Question

A ball is thrown eastward across level ground. A wind blows horizontally to the east, and assume that
the effect of wind is to provide a constant force towards the east, equal in magnitude to the weight of
the ball.

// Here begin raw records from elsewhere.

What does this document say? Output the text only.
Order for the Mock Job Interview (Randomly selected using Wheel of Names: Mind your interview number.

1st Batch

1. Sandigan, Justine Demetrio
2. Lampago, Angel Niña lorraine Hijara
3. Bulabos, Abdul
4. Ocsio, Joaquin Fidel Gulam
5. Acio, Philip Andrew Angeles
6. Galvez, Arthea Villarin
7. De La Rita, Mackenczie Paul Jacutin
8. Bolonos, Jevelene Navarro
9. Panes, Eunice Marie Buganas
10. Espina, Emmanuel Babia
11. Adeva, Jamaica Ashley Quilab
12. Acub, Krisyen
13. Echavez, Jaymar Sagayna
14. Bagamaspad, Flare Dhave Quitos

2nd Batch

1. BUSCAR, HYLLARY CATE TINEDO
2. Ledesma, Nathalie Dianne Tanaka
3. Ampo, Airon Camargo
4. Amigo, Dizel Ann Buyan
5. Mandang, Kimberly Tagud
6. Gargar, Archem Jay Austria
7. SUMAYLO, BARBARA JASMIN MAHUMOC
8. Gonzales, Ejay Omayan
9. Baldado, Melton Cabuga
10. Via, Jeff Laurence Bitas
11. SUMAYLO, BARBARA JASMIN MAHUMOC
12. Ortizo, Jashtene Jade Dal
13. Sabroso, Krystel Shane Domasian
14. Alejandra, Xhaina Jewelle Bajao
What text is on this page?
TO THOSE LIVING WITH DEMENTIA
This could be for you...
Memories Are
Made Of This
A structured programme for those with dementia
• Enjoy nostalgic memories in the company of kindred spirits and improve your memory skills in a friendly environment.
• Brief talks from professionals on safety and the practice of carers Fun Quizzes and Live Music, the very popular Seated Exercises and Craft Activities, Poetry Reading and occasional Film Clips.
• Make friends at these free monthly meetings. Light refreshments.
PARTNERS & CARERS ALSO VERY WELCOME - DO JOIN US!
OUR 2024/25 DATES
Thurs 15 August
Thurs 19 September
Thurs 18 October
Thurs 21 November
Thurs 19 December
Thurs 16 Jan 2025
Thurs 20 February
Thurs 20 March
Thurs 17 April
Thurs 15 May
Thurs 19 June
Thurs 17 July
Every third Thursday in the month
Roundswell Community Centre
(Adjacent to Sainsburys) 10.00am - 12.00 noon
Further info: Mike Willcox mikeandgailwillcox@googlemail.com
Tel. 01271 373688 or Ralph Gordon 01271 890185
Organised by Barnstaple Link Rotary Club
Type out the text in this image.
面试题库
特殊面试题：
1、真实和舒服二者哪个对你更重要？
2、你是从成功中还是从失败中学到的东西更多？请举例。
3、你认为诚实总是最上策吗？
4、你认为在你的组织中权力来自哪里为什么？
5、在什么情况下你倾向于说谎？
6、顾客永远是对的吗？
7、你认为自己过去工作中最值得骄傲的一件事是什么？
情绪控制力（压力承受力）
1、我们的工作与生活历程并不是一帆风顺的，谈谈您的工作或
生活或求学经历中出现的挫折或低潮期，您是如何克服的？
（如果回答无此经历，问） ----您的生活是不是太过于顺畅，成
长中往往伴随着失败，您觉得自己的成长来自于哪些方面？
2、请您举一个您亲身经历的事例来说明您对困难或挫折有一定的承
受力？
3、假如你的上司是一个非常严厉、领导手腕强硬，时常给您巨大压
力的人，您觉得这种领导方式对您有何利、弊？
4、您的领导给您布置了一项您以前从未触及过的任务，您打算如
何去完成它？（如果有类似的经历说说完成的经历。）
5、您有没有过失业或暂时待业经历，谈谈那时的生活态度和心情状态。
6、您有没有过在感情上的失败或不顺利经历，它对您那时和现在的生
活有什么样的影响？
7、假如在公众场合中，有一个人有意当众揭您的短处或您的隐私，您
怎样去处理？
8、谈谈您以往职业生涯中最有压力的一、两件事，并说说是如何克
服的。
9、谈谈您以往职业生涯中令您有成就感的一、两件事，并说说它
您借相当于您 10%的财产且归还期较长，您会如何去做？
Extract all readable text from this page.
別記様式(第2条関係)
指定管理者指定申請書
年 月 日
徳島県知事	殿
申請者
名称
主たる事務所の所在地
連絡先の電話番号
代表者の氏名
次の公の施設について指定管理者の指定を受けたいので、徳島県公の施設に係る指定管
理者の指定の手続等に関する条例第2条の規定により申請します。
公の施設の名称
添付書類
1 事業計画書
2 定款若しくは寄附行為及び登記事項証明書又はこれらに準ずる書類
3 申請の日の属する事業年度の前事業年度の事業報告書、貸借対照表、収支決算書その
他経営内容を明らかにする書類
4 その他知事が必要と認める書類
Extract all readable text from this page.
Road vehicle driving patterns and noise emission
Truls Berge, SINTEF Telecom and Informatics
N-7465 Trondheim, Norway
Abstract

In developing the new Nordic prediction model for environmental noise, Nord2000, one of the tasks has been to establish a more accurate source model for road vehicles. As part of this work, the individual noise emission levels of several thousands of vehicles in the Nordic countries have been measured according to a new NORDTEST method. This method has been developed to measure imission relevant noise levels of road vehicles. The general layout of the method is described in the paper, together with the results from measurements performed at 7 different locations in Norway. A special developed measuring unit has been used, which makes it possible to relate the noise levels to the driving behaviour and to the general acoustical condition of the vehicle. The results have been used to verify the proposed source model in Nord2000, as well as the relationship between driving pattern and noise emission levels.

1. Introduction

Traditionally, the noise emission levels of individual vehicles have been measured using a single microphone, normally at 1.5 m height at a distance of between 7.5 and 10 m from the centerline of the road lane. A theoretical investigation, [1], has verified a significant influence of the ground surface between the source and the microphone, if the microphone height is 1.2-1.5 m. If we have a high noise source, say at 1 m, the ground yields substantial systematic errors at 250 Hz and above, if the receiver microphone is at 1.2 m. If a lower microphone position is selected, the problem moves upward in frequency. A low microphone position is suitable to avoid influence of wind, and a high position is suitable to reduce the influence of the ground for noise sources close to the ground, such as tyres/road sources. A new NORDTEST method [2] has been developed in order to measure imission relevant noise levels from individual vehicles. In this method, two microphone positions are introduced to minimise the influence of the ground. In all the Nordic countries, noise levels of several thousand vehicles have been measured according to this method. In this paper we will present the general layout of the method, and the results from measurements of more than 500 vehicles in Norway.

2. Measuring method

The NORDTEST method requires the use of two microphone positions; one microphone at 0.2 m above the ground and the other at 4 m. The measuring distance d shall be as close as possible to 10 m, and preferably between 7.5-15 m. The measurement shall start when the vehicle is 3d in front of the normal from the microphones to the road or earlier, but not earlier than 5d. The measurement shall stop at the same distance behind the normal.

The angle 'thetha' (with horizontal east) at which the ball should be projected so that it travels
maximum horizontal distance is
(A) 45°
(B) 37°
(C) 53°
(4) 67.5°​

Answer 1

Answer:

67.5°

Explanation:

The acceleration of the body is g.

Time of flight = t = 2usinθ / g

horizontally s = ut + (0.5)at²

s = ucosθ(2usinθ)/g + (0.5)g[2usinθ / g]²

s = (1/g)[u²sin2θ + 2u²sin²θ]

for maximum s => ds/dθ = 0

=> (u²/g)[cos2θ.2 + 4sinθcosθ] = 0

=> [cos2θ + sin2θ] = 0 or tan2θ = -1

=> θ = 135/2 = 67.5°

also the max range R = 2.555(u²/g)

Ans: angle θ the ball should be thrown so that it travels the

maximum horizontal distance = 67.5°

Answer 2

Answer:

The acceleration of the body is g.

Time of flight = t = 2usinθ / g

horizontally s = ut + (0.5)at²

s = ucosθ(2usinθ)/g + (0.5)g[2usinθ / g]²

s = (1/g)[u²sin2θ + 2u²sin²θ]

for maximum s => ds/dθ = 0

=> (u²/g)[cos2θ.2 + 4sinθcosθ] = 0

=> [cos2θ + sin2θ] = 0 or tan2θ = -1

=> θ = 135/2 = 67.5